The liturgy, the public worship of the Catholic Church, was a crucial factor in forging the society of early medieval Rome As the Roman Empire dissolved, a new world emerged as Christian bishops stepped into the power vacuum left by the dismantling of the Empire Among these potentates, none was important than the bishop of Rome, the pope The documents, archaeology, and architecture that issued forth from papal Rome in the seventh and eighth centuries preserve a precious glimpse into novel societal patterns The underexploited liturgical sources in particular enrich and complicate our historical understanding of this period They show how liturgy was the social glue that held together the Christian society of early medieval Rome and excluded those who did not belong to it This study places the liturgy center stage, filling a gap in research on early medieval Rome and demonstrating the utility of investigating how the liturgy functioned in medieval Europe It includes a detailed analysis of the papal Mass, the central act of liturgy and the most obvious example of the close interaction of liturgy, social relations and power The first extant Mass liturgy, the First Roman Ordo, is also given a new presentation in Latin here with an English translation and commentary Other grand liturgical events such as penitential processions are also examined, as well as mundane acts of worship Far from a pious business with limited influence, the liturgy established an exchange between humans and the divine that oriented Roman society to God and fostered the dominance of the clergy....
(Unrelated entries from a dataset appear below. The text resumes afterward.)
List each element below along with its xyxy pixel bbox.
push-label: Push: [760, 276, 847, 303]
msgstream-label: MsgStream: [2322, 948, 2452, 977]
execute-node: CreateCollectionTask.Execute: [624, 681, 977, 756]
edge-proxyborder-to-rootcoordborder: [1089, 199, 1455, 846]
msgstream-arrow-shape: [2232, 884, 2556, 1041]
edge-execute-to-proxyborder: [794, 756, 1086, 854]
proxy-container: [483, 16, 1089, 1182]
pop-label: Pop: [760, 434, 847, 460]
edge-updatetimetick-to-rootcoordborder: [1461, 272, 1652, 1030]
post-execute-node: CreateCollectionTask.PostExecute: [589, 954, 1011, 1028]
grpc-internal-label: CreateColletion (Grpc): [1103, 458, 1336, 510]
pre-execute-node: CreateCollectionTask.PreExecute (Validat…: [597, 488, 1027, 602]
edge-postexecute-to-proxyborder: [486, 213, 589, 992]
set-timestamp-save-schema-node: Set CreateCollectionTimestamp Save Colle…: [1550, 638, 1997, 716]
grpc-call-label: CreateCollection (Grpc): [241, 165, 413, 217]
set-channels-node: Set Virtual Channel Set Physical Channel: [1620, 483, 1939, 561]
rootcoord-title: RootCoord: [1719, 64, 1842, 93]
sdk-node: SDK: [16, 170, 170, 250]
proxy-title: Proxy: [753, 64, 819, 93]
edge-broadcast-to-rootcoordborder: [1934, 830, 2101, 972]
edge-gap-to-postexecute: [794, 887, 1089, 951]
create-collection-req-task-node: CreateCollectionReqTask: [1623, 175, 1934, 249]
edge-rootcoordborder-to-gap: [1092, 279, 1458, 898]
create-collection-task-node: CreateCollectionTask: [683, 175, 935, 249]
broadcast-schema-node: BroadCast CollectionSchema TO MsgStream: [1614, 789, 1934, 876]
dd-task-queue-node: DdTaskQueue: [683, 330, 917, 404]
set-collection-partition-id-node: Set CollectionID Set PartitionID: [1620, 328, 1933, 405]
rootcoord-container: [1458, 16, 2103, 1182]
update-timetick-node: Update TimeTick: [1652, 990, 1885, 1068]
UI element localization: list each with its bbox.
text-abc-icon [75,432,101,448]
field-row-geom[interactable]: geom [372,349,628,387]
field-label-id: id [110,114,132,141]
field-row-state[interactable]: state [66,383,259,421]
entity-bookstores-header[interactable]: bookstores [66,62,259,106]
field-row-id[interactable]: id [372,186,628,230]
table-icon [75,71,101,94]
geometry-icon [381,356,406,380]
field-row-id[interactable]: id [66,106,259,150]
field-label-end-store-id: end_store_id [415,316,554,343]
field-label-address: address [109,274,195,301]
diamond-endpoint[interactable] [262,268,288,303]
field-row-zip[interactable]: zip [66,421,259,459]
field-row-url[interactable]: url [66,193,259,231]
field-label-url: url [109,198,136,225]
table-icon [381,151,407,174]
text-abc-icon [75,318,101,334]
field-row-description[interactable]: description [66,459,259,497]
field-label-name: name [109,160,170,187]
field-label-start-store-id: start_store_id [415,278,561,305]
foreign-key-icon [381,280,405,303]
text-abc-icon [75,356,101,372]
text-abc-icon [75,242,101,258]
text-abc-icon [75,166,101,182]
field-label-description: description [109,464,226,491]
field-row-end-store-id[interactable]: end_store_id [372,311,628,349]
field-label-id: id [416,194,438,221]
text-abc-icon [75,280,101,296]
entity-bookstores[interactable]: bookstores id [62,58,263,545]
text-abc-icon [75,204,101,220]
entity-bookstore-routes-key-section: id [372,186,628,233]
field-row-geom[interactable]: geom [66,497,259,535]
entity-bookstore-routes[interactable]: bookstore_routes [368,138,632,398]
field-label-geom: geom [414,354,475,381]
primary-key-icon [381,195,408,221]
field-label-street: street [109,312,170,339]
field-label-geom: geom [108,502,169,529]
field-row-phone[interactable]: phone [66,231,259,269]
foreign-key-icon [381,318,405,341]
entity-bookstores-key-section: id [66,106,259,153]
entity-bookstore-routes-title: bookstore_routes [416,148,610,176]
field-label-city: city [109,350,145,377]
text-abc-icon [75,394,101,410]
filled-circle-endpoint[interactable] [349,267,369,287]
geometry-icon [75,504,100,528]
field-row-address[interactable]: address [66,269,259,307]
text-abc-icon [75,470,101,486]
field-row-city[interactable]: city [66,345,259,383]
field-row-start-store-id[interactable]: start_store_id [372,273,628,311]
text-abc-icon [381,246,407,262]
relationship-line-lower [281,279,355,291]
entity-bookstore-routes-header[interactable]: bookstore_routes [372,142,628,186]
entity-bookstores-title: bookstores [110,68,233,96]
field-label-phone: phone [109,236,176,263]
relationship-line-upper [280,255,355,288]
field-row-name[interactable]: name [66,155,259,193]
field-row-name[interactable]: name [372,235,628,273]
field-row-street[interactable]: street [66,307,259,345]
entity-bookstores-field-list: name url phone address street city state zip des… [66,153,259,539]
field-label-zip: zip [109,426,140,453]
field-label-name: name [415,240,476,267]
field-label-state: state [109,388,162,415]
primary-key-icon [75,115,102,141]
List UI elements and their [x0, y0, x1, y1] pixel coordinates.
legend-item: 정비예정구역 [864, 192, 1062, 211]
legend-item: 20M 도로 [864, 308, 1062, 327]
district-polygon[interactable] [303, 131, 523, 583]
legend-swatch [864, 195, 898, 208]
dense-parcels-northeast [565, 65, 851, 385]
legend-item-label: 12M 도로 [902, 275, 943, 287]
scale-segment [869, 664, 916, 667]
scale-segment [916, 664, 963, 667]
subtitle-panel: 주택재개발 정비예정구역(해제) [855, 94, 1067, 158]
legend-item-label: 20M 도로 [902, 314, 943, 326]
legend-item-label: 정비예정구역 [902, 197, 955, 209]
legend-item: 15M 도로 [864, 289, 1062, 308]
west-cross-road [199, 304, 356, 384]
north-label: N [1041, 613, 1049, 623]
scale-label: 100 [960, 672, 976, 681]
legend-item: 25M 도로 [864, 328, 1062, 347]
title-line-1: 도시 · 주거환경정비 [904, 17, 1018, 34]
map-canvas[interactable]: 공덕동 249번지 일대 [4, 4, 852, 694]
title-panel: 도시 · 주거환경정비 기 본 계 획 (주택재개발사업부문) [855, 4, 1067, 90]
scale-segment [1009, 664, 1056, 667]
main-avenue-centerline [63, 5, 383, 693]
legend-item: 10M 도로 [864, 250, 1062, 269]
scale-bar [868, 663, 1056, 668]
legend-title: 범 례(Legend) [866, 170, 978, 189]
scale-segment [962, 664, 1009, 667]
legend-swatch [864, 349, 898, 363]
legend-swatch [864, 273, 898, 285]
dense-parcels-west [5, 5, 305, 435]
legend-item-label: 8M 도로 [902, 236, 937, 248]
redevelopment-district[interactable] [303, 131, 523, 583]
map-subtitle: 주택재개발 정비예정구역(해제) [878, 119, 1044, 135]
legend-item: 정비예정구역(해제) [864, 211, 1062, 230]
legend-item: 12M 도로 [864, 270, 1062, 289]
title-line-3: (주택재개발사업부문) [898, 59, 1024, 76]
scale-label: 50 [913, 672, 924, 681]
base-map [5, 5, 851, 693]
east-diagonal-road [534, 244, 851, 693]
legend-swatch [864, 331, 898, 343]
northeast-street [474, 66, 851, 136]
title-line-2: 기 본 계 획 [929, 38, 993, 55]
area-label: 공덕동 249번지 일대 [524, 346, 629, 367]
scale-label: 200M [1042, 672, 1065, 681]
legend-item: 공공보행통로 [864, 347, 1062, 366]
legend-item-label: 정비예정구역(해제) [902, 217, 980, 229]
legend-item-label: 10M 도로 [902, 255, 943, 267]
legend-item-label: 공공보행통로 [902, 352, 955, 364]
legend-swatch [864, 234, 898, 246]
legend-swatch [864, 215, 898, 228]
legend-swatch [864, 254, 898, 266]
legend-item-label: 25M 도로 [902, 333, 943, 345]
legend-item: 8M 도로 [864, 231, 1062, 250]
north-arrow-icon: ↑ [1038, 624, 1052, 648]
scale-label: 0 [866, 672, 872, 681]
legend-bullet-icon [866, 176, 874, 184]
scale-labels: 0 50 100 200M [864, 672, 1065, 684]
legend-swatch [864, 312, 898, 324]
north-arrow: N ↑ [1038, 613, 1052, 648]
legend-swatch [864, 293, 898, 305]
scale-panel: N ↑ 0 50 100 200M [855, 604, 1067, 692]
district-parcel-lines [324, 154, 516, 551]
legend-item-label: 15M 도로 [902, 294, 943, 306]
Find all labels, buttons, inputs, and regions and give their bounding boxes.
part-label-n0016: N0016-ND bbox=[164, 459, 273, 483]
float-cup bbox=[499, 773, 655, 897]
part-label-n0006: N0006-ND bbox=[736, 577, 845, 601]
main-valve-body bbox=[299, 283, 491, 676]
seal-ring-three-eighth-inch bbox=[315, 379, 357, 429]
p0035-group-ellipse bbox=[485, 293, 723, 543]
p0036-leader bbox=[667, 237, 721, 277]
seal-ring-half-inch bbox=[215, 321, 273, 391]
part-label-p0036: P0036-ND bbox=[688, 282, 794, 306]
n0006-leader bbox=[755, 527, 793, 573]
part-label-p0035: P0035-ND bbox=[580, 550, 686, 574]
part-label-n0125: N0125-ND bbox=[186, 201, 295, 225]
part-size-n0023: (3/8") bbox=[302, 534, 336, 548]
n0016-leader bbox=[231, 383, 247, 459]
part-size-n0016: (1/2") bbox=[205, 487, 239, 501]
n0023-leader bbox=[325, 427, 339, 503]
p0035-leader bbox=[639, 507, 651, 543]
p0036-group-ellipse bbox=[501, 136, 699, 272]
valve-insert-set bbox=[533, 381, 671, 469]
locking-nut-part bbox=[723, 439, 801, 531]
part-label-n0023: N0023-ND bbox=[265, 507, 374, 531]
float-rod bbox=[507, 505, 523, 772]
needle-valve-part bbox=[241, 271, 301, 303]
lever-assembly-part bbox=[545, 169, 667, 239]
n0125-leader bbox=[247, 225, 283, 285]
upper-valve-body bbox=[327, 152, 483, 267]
|Title||:||Liturgy and Society in Early Medieval Rome (Church, Faith and Culture in the Medieval West)|
|Publisher||:||Routledge 1 edition April 23, 2014|
|Number of Pages||:||320 pages|
|File Size||:||876 KB|
|Status||:||Available For Download|
|Last checked||:||21 Minutes ago!|
Liturgy and Society in Early Medieval Rome (Church, Faith and Culture in the Medieval West) Reviews
Excellent historical background and perceptive treatment of the meaning of the order of the Papal Stational Processions. Although Maximus the Confessor stayed in Rome, his commentary is on either the rite of Palestine or Constantinople, and cannot be used for Rome, and likewise John Moschos and Isidore of Seville are illegitimate witnesses to the intended topic. The author confuses the non-chalcedonian expansion of the Trisagion with the sanctus of the anaphora. Blanket use of the Gregorian Sacramentary also illustrates that while historians are great at context, too many do not know how to handle the actual liurgical texts.And a liturgist would have been upfront that clerical rules did not reflect the reality before discussing them whereas here this is admitted only in the conclusions.This study has filled important gaps, and has left others wide open.